The question: how should nudity be depicted in the game?
My creative partner Tom and I parted ways about 3 months ago. Before that, we were all-in on the depiction of nudity in the game, with a character style that looked like this:
I thought it looked interesting and funny. But the detailed nudity seemed like the elephant in the living room for a lot of people. It had the potential to overshadow everything else, and recurrently popped up in discussions about the game (Kotaku comments). For me, an anti-Victorian stance is part of my makeup, and I do want that to shine through my work. But it's not really what this game is about (it's not a statement on nudity). And then there are commercial issues as well. Nudity could make or break the game either way. I could stir up interest and boost sales, or it could turn off the vast majority of people.
I've re-done all the drawings myself since Tom left the project, and I made an early decision in the new character design to keep the nudity totally abstract. After all, these characters don't even have noses or ears, so why show nipples or genitals? They're cartoons. But they're still obviously naked, because they're flesh colored, and they can put on clothing and take it off. (This is just a sample... there will be 100 different characters from a full spectrum of skin tones.)
But is this too tame? Some of my local game design friends say that I'm chickening out.
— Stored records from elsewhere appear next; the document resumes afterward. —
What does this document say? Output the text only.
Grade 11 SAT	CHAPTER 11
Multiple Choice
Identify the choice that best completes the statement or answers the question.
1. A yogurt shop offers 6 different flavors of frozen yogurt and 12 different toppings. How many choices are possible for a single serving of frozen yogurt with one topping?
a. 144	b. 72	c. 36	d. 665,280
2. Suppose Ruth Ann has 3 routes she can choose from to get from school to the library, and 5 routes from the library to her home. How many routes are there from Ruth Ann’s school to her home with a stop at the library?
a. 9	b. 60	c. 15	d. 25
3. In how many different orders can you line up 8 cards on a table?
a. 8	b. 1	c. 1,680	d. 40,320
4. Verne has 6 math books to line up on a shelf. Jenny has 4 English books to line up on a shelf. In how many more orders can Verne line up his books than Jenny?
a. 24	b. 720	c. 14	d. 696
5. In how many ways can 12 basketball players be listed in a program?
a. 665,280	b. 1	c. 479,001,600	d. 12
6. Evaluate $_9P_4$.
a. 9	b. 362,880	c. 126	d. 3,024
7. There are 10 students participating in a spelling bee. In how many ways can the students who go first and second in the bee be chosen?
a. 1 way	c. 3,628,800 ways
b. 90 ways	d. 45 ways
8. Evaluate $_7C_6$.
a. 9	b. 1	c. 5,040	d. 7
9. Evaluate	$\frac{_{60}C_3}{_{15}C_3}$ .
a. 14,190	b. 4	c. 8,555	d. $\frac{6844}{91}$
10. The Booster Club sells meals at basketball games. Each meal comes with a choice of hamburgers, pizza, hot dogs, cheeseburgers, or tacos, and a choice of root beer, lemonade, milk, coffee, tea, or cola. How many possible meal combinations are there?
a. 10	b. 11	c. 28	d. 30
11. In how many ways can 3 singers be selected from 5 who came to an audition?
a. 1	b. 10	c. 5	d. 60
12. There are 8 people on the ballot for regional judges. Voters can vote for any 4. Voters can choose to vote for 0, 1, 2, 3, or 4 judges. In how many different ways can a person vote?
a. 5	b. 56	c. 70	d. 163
They also say that I'm cutting out something that will make people curious about the game.
And we have Naked and Afraid on the Discovery Channel as a hit show, albeit censored. But people are interested in that premise.
And of course Rust. Maybe there's a difference with 3D vs 2D nudity, though. 2D leaves more room for the imagination (see Scott McCloud), making it more salacious? 3D nudity looks like mannequins, and we can distance ourselves from them a bit.
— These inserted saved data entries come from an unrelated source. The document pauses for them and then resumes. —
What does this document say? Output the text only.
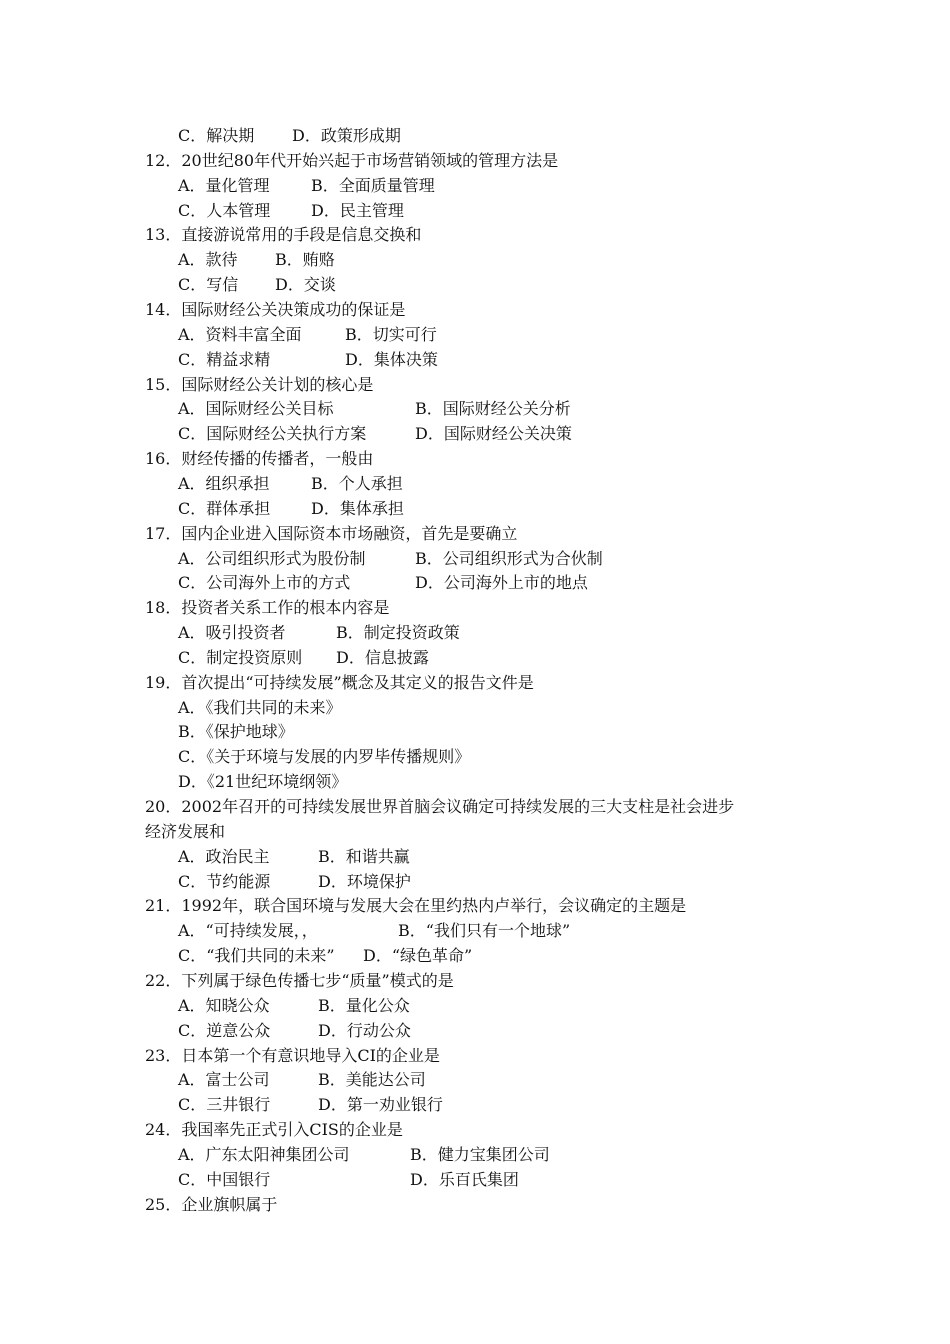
C．解决期 D．政策形成期
12．20世纪80年代开始兴起于市场营销领域的管理方法是
A．量化管理	B．全面质量管理
C．人本管理	D．民主管理
13．直接游说常用的手段是信息交换和
A．款待 B．贿赂
C．写信 D．交谈
14．国际财经公关决策成功的保证是
A．资料丰富全面	B．切实可行
C．精益求精	D．集体决策
15．国际财经公关计划的核心是
A．国际财经公关目标	B．国际财经公关分析
C．国际财经公关执行方案	D．国际财经公关决策
16．财经传播的传播者，一般由
A．组织承担	B．个人承担
C．群体承担	D．集体承担
17．国内企业进入国际资本市场融资，首先是要确立
A．公司组织形式为股份制	B．公司组织形式为合伙制
C．公司海外上市的方式	D．公司海外上市的地点
18．投资者关系工作的根本内容是
A．吸引投资者	B．制定投资政策
C．制定投资原则 D．信息披露
19．首次提出“可持续发展”概念及其定义的报告文件是
A．《我们共同的未来》
B．《保护地球》
C．《关于环境与发展的内罗毕传播规则》
D．《21世纪环境纲领》
20．2002年召开的可持续发展世界首脑会议确定可持续发展的三大支柱是社会进步
经济发展和
A．政治民主	B．和谐共赢
C．节约能源	D．环境保护
21．1992年，联合国环境与发展大会在里约热内卢举行，会议确定的主题是
A．“可持续发展，，	B．“我们只有一个地球”
C．“我们共同的未来” D．“绿色革命”
22．下列属于绿色传播七步“质量”模式的是
A．知晓公众	B．量化公众
C．逆意公众	D．行动公众
23．日本第一个有意识地导入CI的企业是
A．富士公司	B．美能达公司
C．三井银行	D．第一劝业银行
24．我国率先正式引入CIS的企业是
A．广东太阳神集团公司	B．健力宝集团公司
C．中国银行	D．乐百氏集团
25．企业旗帜属于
On the other hand, Rust had nothing but naked MEN for years, and they only recently added women, amid great controversy. Maybe depicting naked men is funny and okay, but not naked women. Like the game Icycle:
https://www.youtube.com/watch?v=u357mY1c2o8
My wife's reaction to Tom's characters was always that they were "creepy" and that they made her feel uncomfortable in they way that they depicted female nudity. Maybe too R. Crumb-ish or something.
So is there some middle ground? Some kind of more abstract nudity that would be less creepy without chickening out?
Someone pointed out the manga character Shin Chan:
And there's the classic "inverted black triangle" for women, though even that has a somewhat creepy history, like the Playboy Femlin cartoon character (NSFW):
Obviously, the Femlin is meant to be erotic, but is there a way to depict cartoon female nudity without that effect? We have so few examples to reference.
A Google search for "cartoon nudity" results in quite an eyeful. So people are right to associate cartoon depictions of female nudity with salacious intent, given the history of dirty cartoons. Maybe there's no way to transcend that association.
Still, I want there to be absolutely no doubt that these characters are naked when they're not wearing clothing. That idea is very important to the heart of the game, while the specific way that nudity is represented is not.
| Early alpha testing coming February 17, 2017
Friends and family testing has been going well. We're right on the verge of being ready for some early, small-scale public alpha testing. The game is in a pretty stable state with a comprehensive batch of starter content (from rocks all the way to forging steel---each game system has an example piece of content in place).
The art collective where we have office space is losing its lease, so we're in the middle of an upheaval as we prepare to move to a new office. As soon as we're settled there, we'll be working on another few weeks of solid content creation. At that point, we'll be contacting our early alpha testers and delivering builds to people.